Credit Tom Hull Photography

More than 290 adults* and children in Cumbria have taken part in an NSPCC service to help them overcome harmful or potentially harmful sexual behaviour.

Turn The Page is a treatment programme which helps young people aged 5 to 18 who have shown evidence of harmful sexual behaviour – such as viewing extreme pornography or indecent images of children, or sexting or touching other children in inappropriate ways – improve their psychological wellbeing and increase their optimism for the future.

The service – which only runs at nine centres around the UK – started in Cumbria in January 2010, with the team based at the Carlisle Service Centre working across the whole county.
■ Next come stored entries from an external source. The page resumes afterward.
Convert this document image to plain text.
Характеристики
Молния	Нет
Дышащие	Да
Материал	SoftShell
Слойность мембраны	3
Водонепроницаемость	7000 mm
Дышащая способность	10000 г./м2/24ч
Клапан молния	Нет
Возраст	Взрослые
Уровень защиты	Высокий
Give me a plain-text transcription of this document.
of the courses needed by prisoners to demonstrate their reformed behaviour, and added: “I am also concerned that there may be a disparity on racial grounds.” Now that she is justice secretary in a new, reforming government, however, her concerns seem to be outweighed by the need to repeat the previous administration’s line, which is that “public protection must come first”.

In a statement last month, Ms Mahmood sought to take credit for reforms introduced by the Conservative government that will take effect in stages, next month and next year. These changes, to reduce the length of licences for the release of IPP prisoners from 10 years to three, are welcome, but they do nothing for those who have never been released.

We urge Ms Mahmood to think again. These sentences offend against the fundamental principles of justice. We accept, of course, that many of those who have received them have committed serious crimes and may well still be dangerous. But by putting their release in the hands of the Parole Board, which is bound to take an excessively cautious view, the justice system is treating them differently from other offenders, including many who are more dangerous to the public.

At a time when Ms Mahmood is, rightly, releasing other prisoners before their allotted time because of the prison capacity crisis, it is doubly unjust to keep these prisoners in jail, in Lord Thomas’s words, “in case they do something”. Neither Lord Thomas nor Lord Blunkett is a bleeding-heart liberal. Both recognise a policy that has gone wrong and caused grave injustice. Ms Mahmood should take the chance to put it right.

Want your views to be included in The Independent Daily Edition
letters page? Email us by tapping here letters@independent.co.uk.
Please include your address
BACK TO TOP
Since then, 291 adults and young people have been helped through Turn The Page, which involves 30 weekly sessions with specially-trained practitioners as well as projects for service users to carry out at home.

Practitioners talk to the children about their strengths, help them feel better about themselves and learn to handle problems and challenges positively.

The service also helps them understand the risks and dangers of harmful sexual behaviour, work on self-regulation, and make and form positive relationships. The practitioners also support schools and other professionals around the region to help them deal with training and consultation around harmful sexual behaviour.

Rebecca Lynch, Children’s Service practitioner at the NSPCC’s Carlisle service centre, said Turn The Page was a hugely important service for young people in the area.

Rebecca said: “Turn The Page helps young people to understand the difference between potentially harmful behaviour and healthy relationships. It also helps them to move forwards with their lives with a more positive outlook.

“Our practitioners here in Cumbria do an amazing job, and thanks to their efforts and the engagement of service users, there are now 291 young people and adults who are better prepared to understand and feel better about themselves, handle problems positively, and move on with healthy relationships.”

To find out more about the NSPCC and the services it offers, go to www.nspcc.co.uk/what-we-do

*Since 2010, 271 children and 20 adults have received counselling from NSPCC Turn The Page practitioners. The adults refer to parents or carers who also received sessions to help them better support their child.